The Travelling Players’ main hideout is at the top of a cold mountain. The base resembles a Greek theater, with an amphitheater as main social location, including ritual battles, and mysterious carvings decorating the rock. For example, the tragedian and comedian masks from Greek theater, or modified version of them, are carved at the main entrance. Other Greek-inspired giant heads are sculpted all around the hideout, resembling philosophers and ancient statues, in a way, to provide credibility to the actors and their unquestionable play. More subtle and creepy environmental details hide around the base, including creepy masks with sparkling eyes located into semi-collapsed corridors.

The boss of the Travelling Players is, of course, called the Director. The creature is completely dressed in a complex suite, behaving like a sort of Messiah that comprehends the future. He is the one writing the Play, providing the scripts to all the Players, fixing them in his own narrative. The Players do everything the Director writes for them, since they believe in his diving figure. However, the Director is mainly a fraud, tricking the enemies by falling inside his narrative-plan, and, as result, appearing to the masses as a prophetic figure.
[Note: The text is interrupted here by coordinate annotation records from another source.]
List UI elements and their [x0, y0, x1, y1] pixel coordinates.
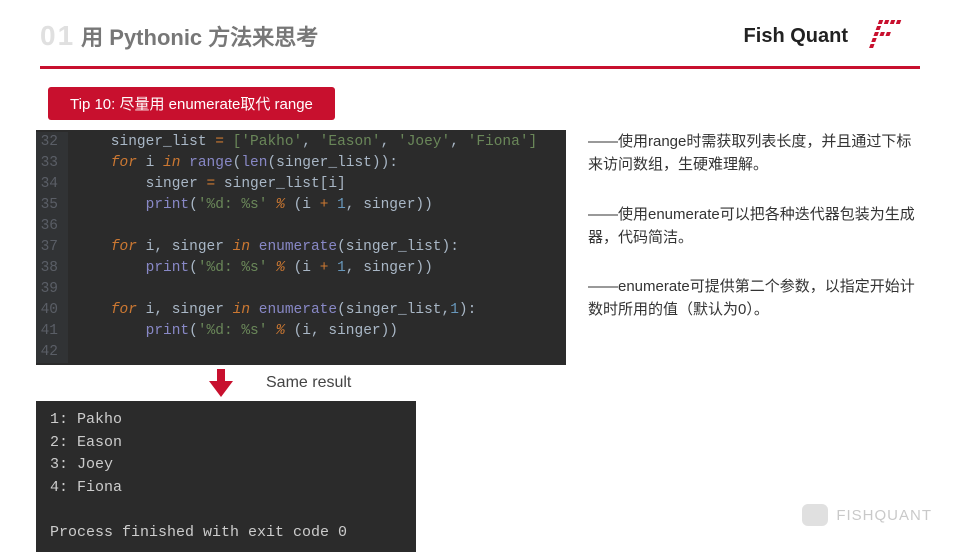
brand-name: Fish Quant [744, 25, 848, 48]
wechat-icon [802, 504, 828, 526]
header: 01 用 Pythonic 方法来思考 Fish Quant [0, 0, 960, 62]
code-line: 39 [36, 279, 566, 300]
code-line: 37 for i, singer in enumerate(singer_lis… [36, 237, 566, 258]
code-line: 41 print('%d: %s' % (i, singer)) [36, 321, 566, 342]
code-line: 38 print('%d: %s' % (i + 1, singer)) [36, 258, 566, 279]
section-number: 01 [40, 20, 75, 52]
code-line: 40 for i, singer in enumerate(singer_lis… [36, 300, 566, 321]
code-line: 42 [36, 342, 566, 363]
arrow-label: Same result [266, 374, 351, 392]
watermark-text: FISHQUANT [836, 507, 932, 524]
note-2: ——使用enumerate可以把各种迭代器包装为生成器，代码简洁。 [588, 203, 920, 250]
brand-logo-icon [866, 18, 920, 54]
code-line: 35 print('%d: %s' % (i + 1, singer)) [36, 195, 566, 216]
code-line: 34 singer = singer_list[i] [36, 174, 566, 195]
page-title: 用 Pythonic 方法来思考 [81, 20, 318, 52]
code-line: 33 for i in range(len(singer_list)): [36, 153, 566, 174]
code-block: 32 singer_list = ['Pakho', 'Eason', 'Joe… [36, 130, 566, 365]
note-3: ——enumerate可提供第二个参数，以指定开始计数时所用的值（默认为0）。 [588, 275, 920, 322]
tip-badge: Tip 10: 尽量用 enumerate取代 range [48, 87, 335, 120]
notes-column: ——使用range时需获取列表长度，并且通过下标来访问数组，生硬难理解。 ——使… [588, 130, 920, 552]
note-1: ——使用range时需获取列表长度，并且通过下标来访问数组，生硬难理解。 [588, 130, 920, 177]
header-divider [40, 66, 920, 69]
code-line: 36 [36, 216, 566, 237]
arrow-down-icon [206, 369, 236, 397]
output-block: 1: Pakho 2: Eason 3: Joey 4: Fiona Proce… [36, 401, 416, 552]
watermark: FISHQUANT [802, 504, 932, 526]
code-line: 32 singer_list = ['Pakho', 'Eason', 'Joe… [36, 132, 566, 153]
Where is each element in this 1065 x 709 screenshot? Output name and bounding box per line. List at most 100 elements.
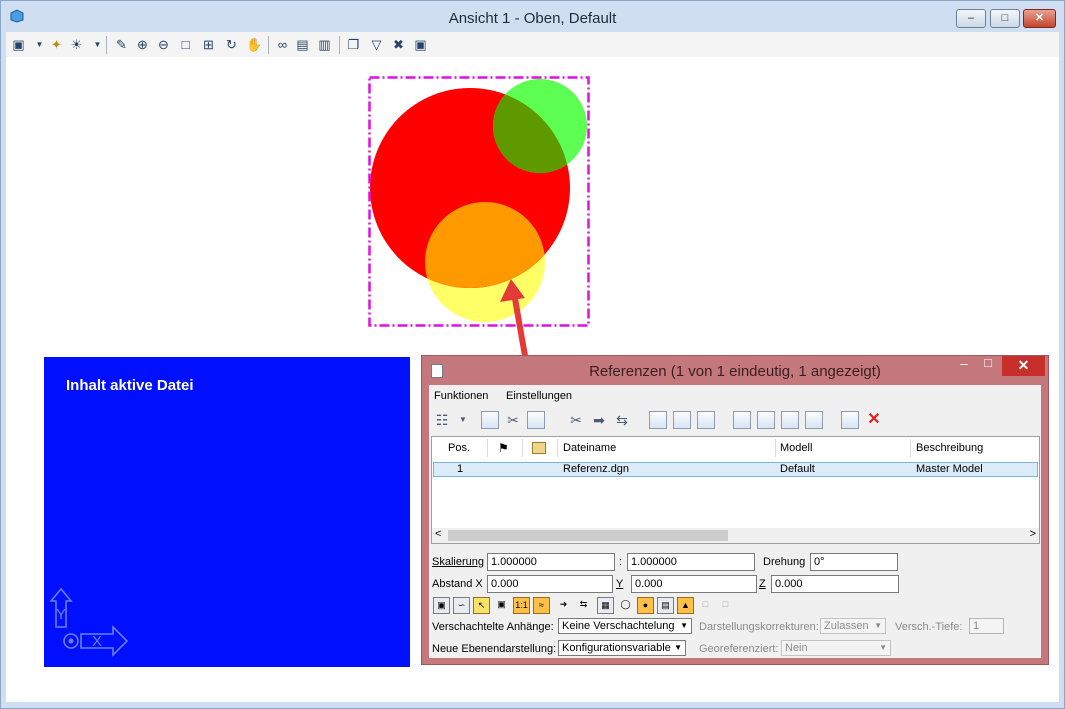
zoom-out-icon[interactable]: ⊖ (155, 36, 172, 53)
annotation-icon[interactable]: ▤ (657, 597, 674, 614)
row-modell: Default (780, 463, 815, 475)
scroll-right-button[interactable]: > (1030, 528, 1036, 540)
skalierung-master-input[interactable]: 1.000000 (487, 553, 615, 571)
darstellung-select[interactable]: Zulassen ▼ (820, 618, 886, 634)
clip-mask-icon[interactable] (781, 411, 799, 429)
references-table: Pos. ⚑ Dateiname Modell Beschreibung 1 R… (431, 436, 1040, 544)
column-header-beschreibung[interactable]: Beschreibung (916, 437, 983, 459)
display-toggle-icon[interactable]: ▣ (433, 597, 450, 614)
skalierung-reference-input[interactable]: 1.000000 (627, 553, 755, 571)
chevron-down-icon: ▼ (879, 643, 887, 652)
true-scale-icon[interactable]: 1:1 (513, 597, 530, 614)
row-beschreibung: Master Model (916, 463, 983, 475)
abstand-z-input[interactable]: 0.000 (771, 575, 899, 593)
clip-volume-icon[interactable]: ▽ (368, 36, 385, 53)
georef-select[interactable]: Nein ▼ (781, 640, 891, 656)
mirror-horizontal-icon[interactable] (697, 411, 715, 429)
dialog-maximize-button[interactable]: □ (976, 356, 1000, 374)
view-display-icon[interactable]: ☀ (68, 36, 85, 53)
copy-reference-icon[interactable]: ⇆ (613, 411, 631, 429)
drehung-input[interactable]: 0° (810, 553, 898, 571)
line-style-icon[interactable]: ≈ (533, 597, 550, 614)
chevron-down-icon[interactable]: ▼ (89, 36, 106, 53)
previous-view-icon[interactable]: ▤ (294, 36, 311, 53)
view-toolbar: ▣ ▼ ✦ ☀ ▼ ✎ ⊕ ⊖ □ ⊞ ↻ ✋ ∞ ▤ ▥ ❐ ▽ ✖ ▣ (6, 32, 1059, 57)
clip-delete-icon[interactable] (805, 411, 823, 429)
pan-view-icon[interactable]: ✋ (246, 36, 263, 53)
use-lights-icon[interactable]: ▲ (677, 597, 694, 614)
dialog-minimize-button[interactable]: – (952, 356, 976, 374)
tiefe-input[interactable]: 1 (969, 618, 1004, 634)
delete-reference-icon[interactable]: ✕ (865, 411, 883, 429)
abstand-y-input[interactable]: 0.000 (631, 575, 757, 593)
chevron-down-icon[interactable]: ▼ (31, 36, 48, 53)
print-icon[interactable]: □ (697, 597, 714, 614)
view-camera-icon[interactable]: ▣ (412, 36, 429, 53)
treat-as-element-icon[interactable]: ⇆ (575, 597, 592, 614)
darstellung-value: Zulassen (824, 620, 869, 632)
table-row[interactable]: 1 Referenz.dgn Default Master Model (433, 462, 1038, 477)
menu-funktionen[interactable]: Funktionen (434, 390, 488, 402)
ebenen-select[interactable]: Konfigurationsvariable ▼ (558, 640, 686, 656)
display-raster-icon[interactable]: ◯ (617, 597, 634, 614)
zoom-in-icon[interactable]: ⊕ (134, 36, 151, 53)
light-bulb-icon[interactable]: ● (637, 597, 654, 614)
scale-reference-icon[interactable] (673, 411, 691, 429)
snap-toggle-icon[interactable]: ∽ (453, 597, 470, 614)
rotate-reference-icon[interactable] (649, 411, 667, 429)
next-view-icon[interactable]: ▥ (316, 36, 333, 53)
attach-reference-icon[interactable] (481, 411, 499, 429)
clip-mask-icon[interactable]: ✖ (390, 36, 407, 53)
georef-label: Georeferenziert: (699, 643, 779, 655)
rotate-view-icon[interactable]: ↻ (223, 36, 240, 53)
lock-icon[interactable]: ▣ (493, 597, 510, 614)
dialog-toolbar: ☷ ▼ ✂ ✂ ➡ ⇆ ✕ (429, 407, 1041, 433)
abstand-x-input[interactable]: 0.000 (487, 575, 613, 593)
padlock-icon[interactable]: □ (717, 597, 734, 614)
ignore-attach-icon[interactable]: ➜ (555, 597, 572, 614)
dialog-close-button[interactable]: ✕ (1002, 356, 1045, 376)
exchange-reference-icon[interactable]: ✂ (567, 411, 585, 429)
skalierung-separator: : (619, 556, 623, 568)
hierarchy-icon[interactable]: ☷ (433, 411, 451, 429)
copy-view-icon[interactable]: ❐ (345, 36, 362, 53)
update-view-icon[interactable]: ✎ (113, 36, 130, 53)
fit-view-icon[interactable]: ⊞ (200, 36, 217, 53)
column-header-modell[interactable]: Modell (780, 437, 812, 459)
chevron-down-icon: ▼ (680, 621, 688, 630)
menu-einstellungen[interactable]: Einstellungen (506, 390, 572, 402)
panel-label: Inhalt aktive Datei (66, 377, 194, 394)
level-display-icon[interactable]: ▦ (597, 597, 614, 614)
locate-toggle-icon[interactable]: ↖ (473, 597, 490, 614)
reference-settings-icon[interactable] (841, 411, 859, 429)
darstellung-label: Darstellungskorrekturen: (699, 621, 819, 633)
flag-icon[interactable]: ⚑ (498, 437, 509, 459)
mirror-vertical-icon[interactable] (733, 411, 751, 429)
georef-value: Nein (785, 642, 808, 654)
move-reference-icon[interactable]: ➡ (590, 411, 608, 429)
verschachtelt-select[interactable]: Keine Verschachtelung ▼ (558, 618, 692, 634)
column-header-dateiname[interactable]: Dateiname (563, 437, 616, 459)
clip-boundary-icon[interactable] (757, 411, 775, 429)
svg-text:X: X (92, 633, 102, 650)
horizontal-scrollbar[interactable]: < > (432, 528, 1039, 543)
view-groups-icon[interactable]: ▣ (10, 36, 27, 53)
window-area-icon[interactable]: □ (177, 36, 194, 53)
minimize-button[interactable]: – (956, 9, 986, 28)
reload-reference-icon[interactable] (527, 411, 545, 429)
abstand-y-label: Y (616, 578, 624, 590)
abstand-x-label: Abstand X (432, 578, 483, 590)
scrollbar-thumb[interactable] (448, 530, 728, 541)
maximize-button[interactable]: □ (990, 9, 1020, 28)
column-header-pos[interactable]: Pos. (448, 437, 470, 459)
dialog-body: Funktionen Einstellungen ☷ ▼ ✂ ✂ ➡ ⇆ ✕ P… (429, 385, 1041, 658)
scroll-left-button[interactable]: < (435, 528, 441, 540)
walk-icon[interactable]: ∞ (274, 36, 291, 53)
close-button[interactable]: ✕ (1023, 9, 1056, 28)
chevron-down-icon: ▼ (874, 621, 882, 630)
chevron-down-icon[interactable]: ▼ (454, 411, 472, 429)
title-bar[interactable]: Ansicht 1 - Oben, Default – □ ✕ (1, 1, 1064, 31)
detach-reference-icon[interactable]: ✂ (504, 411, 522, 429)
view-attributes-icon[interactable]: ✦ (48, 36, 65, 53)
folder-icon[interactable] (532, 442, 546, 454)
The Director wears an sumptuous orange costume that looks almost with bird-like features. According to the official artbook, the Director wears this extravagant outfit to differentiate even more from his actors, which instead appears as generic and peculiarity-less scarecrows. Because the Director is the star of the Travelling Players, and he knows it. During the battle, the Director tricks the opponents into drinking poison from an ancient artifacts, thus already incapacitating their powers. Moreover, the Director will not fight alone but together with his actors, and he will keep the distance while mining the amphitheater with colorful smoking bombs.
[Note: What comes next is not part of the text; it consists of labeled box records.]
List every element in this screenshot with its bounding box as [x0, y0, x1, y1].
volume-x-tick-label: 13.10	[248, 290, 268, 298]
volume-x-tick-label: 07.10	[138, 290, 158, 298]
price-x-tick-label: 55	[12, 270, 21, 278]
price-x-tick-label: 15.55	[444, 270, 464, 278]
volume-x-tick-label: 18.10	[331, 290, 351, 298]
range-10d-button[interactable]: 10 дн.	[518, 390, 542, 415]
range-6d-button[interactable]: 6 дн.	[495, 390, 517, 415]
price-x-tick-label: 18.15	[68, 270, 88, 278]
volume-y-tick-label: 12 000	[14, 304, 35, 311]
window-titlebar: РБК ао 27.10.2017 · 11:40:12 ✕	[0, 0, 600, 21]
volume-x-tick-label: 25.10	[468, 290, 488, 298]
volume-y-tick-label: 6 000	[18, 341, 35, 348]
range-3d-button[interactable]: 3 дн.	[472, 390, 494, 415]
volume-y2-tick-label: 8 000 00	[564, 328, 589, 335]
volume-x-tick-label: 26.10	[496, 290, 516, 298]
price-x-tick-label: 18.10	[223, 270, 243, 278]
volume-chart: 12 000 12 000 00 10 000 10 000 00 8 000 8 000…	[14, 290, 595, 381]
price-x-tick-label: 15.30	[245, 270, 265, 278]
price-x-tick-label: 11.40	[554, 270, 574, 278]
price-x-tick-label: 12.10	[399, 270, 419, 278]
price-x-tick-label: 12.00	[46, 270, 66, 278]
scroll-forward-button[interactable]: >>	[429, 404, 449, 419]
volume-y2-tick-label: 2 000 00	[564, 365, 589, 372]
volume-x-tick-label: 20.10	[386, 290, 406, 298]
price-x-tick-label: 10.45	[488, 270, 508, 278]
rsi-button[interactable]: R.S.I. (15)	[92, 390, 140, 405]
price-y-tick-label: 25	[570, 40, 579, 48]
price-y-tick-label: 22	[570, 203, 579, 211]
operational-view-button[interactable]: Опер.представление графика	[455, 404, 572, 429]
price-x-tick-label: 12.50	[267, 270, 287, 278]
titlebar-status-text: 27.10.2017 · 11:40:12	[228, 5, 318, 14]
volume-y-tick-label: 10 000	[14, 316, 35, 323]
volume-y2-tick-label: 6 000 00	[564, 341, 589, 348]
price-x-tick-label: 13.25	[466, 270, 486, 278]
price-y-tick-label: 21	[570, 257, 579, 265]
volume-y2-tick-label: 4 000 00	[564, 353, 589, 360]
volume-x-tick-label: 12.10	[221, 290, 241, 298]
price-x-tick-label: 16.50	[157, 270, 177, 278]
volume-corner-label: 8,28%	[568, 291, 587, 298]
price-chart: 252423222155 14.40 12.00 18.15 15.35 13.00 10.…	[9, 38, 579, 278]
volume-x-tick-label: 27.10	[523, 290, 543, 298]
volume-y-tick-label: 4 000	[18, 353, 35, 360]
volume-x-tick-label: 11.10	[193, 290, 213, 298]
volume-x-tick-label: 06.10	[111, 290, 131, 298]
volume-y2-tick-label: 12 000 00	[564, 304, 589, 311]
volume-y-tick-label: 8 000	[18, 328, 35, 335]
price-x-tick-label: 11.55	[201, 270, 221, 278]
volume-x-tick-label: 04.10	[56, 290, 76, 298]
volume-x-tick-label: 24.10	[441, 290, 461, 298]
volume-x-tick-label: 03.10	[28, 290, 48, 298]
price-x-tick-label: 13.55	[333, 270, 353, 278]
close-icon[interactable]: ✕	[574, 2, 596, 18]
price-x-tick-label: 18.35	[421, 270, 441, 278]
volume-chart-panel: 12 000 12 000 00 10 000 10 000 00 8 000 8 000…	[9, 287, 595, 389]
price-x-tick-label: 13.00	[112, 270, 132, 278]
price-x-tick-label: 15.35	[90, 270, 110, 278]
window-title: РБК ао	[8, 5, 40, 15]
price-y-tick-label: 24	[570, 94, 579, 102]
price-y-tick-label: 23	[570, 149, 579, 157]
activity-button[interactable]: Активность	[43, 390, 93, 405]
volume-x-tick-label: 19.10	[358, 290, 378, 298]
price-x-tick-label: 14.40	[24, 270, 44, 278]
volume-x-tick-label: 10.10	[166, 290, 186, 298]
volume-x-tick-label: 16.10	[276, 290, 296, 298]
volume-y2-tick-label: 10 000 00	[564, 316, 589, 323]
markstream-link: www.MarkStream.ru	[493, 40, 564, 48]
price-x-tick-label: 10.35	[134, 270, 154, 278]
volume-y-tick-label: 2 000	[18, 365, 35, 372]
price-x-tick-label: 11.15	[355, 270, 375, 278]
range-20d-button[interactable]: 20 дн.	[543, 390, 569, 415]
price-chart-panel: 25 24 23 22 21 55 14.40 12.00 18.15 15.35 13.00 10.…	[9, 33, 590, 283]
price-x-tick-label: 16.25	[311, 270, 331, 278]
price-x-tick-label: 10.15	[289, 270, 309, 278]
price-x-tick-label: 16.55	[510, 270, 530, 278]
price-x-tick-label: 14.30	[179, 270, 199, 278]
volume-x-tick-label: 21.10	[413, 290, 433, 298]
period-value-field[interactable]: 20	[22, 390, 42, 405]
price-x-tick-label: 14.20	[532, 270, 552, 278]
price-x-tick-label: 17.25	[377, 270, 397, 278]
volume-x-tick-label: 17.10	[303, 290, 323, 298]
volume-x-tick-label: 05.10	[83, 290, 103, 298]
The Travelling Players are a brilliant piece of storytelling and world-building, fitting perfectly into Zeno Clash’s world, but also striking going outside of it, resonating with more complex social and philosophical concepts. In fact, they are indeed bloodthirsty bandits but also inhabitants of a chaotic world, which prefer to renounce any responsibility and decision-power in front of a holy script. Whichever brutality committed is not their fault, because they are only playing a role assigned by a higher being. They don’t need to think or question their own actions, because the Play will do it for them. Do you see any similarity with our society?
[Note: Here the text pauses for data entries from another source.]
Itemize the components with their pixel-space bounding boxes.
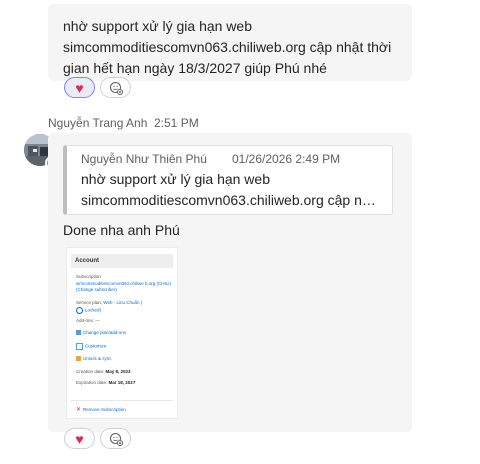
addons-label: Add-ons: — xyxy=(76,318,100,323)
remove-subscription-row: ✕ Remove Subscription xyxy=(76,407,126,413)
message-time: 2:51 PM xyxy=(154,116,199,130)
service-plan-value: Web - Linu Chuẩn ( xyxy=(103,300,143,305)
heart-icon: ♥ xyxy=(75,79,84,96)
message-text: nhờ support xử lý gia hạn web simcommodi… xyxy=(63,18,392,76)
reactions-bar: ♥ xyxy=(64,77,131,98)
heart-icon: ♥ xyxy=(75,430,84,447)
expiration-date-value: Mar 18, 2027 xyxy=(108,380,136,385)
heart-reaction[interactable]: ♥ xyxy=(64,77,95,98)
screenshot-header: Account xyxy=(71,254,173,268)
quote-text-line: nhờ support xử lý gia hạn web xyxy=(81,171,270,187)
reactions-bar: ♥ xyxy=(64,428,131,449)
expiration-date-label: Expiration date: xyxy=(76,380,108,385)
add-reaction-button[interactable] xyxy=(100,428,131,449)
customize-icon xyxy=(76,343,83,350)
divider xyxy=(71,400,173,401)
unlock-sync-row: Unlock & sync xyxy=(76,356,112,362)
change-plan-row: Change plan/add-ons xyxy=(76,330,126,336)
locked-text: Locked) xyxy=(85,307,102,313)
expiration-date-row: Expiration date: Mar 18, 2027 xyxy=(76,380,135,386)
service-plan-label: Service plan: Web - Linu Chuẩn ( xyxy=(76,300,142,306)
add-reaction-button[interactable] xyxy=(100,77,131,98)
message-bubble[interactable]: nhờ support xử lý gia hạn web simcommodi… xyxy=(48,4,412,81)
message-text: Done nha anh Phú xyxy=(63,222,180,238)
subscription-value: simcommoditiescomvn063.chiliwe b.org (CH… xyxy=(76,281,172,292)
add-reaction-icon xyxy=(109,432,123,446)
message-bubble[interactable]: Nguyễn Như Thiên Phú 01/26/2026 2:49 PM … xyxy=(48,133,412,432)
subscription-label: Subscription xyxy=(76,274,101,279)
lock-icon xyxy=(76,307,83,314)
quote-author: Nguyễn Như Thiên Phú xyxy=(81,152,207,166)
customize-link: Customize xyxy=(85,343,107,349)
unlock-sync-link: Unlock & sync xyxy=(83,356,112,361)
quoted-reply[interactable]: Nguyễn Như Thiên Phú 01/26/2026 2:49 PM … xyxy=(63,145,393,215)
service-plan-locked: Locked) xyxy=(76,307,101,314)
sender-name[interactable]: Nguyễn Trang Anh xyxy=(48,116,147,130)
quote-text-line: simcommoditiescomvn063.chiliweb.org cập … xyxy=(81,192,379,208)
heart-reaction[interactable]: ♥ xyxy=(64,428,95,449)
creation-date-value: May 8, 2023 xyxy=(105,369,131,374)
creation-date-row: Creation date: May 8, 2023 xyxy=(76,369,131,375)
quote-timestamp: 01/26/2026 2:49 PM xyxy=(232,152,341,166)
change-plan-link: Change plan/add-ons xyxy=(83,330,127,335)
remove-icon: ✕ xyxy=(76,407,82,413)
remove-subscription-link: Remove Subscription xyxy=(83,407,126,412)
unlock-icon xyxy=(76,356,81,362)
customize-row: Customize xyxy=(76,343,106,350)
creation-date-label: Creation date: xyxy=(76,369,105,374)
service-plan-label-text: Service plan: xyxy=(76,300,103,305)
change-plan-icon xyxy=(76,330,81,336)
add-reaction-icon xyxy=(109,81,123,95)
attached-screenshot[interactable]: Account Subscription simcommoditiescomvn… xyxy=(66,247,178,419)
But if the struggle against the social-moral compass could be too much of a stretch, the Travelling Players show other interesting traits. For example, there are many references on how the Travelling Players combine theater and live role-playing game in their narrative, achieving an amazing extrapolation for breaking the fourth wall. Sometimes, actors will forget their own script, asking advice to the others and breaking their own narrative. But the insane detail is that the Travelling Players are indeed NPCs inside a videogame that love to be scripted NPCs, somehow celebrating their digital existence. Because if you think at it, the mind-twist of characters inside a fictional world that want to exist as scripted beings, but are in fact scripted NPCs inside a videogame, is a brilliant piece of meta-gaming.

Clash Artifacts of Chaos is a beautifully crafted souls-like set in an insane and colorful world, where the Travelling Players are the cherry on top this extravagant setting, playing with standard gaming rules and breaking the fourth wall in an unexpected way. And all this without losing their creepiness as scarecrows-like bandits fighting with bizarre and alien styles.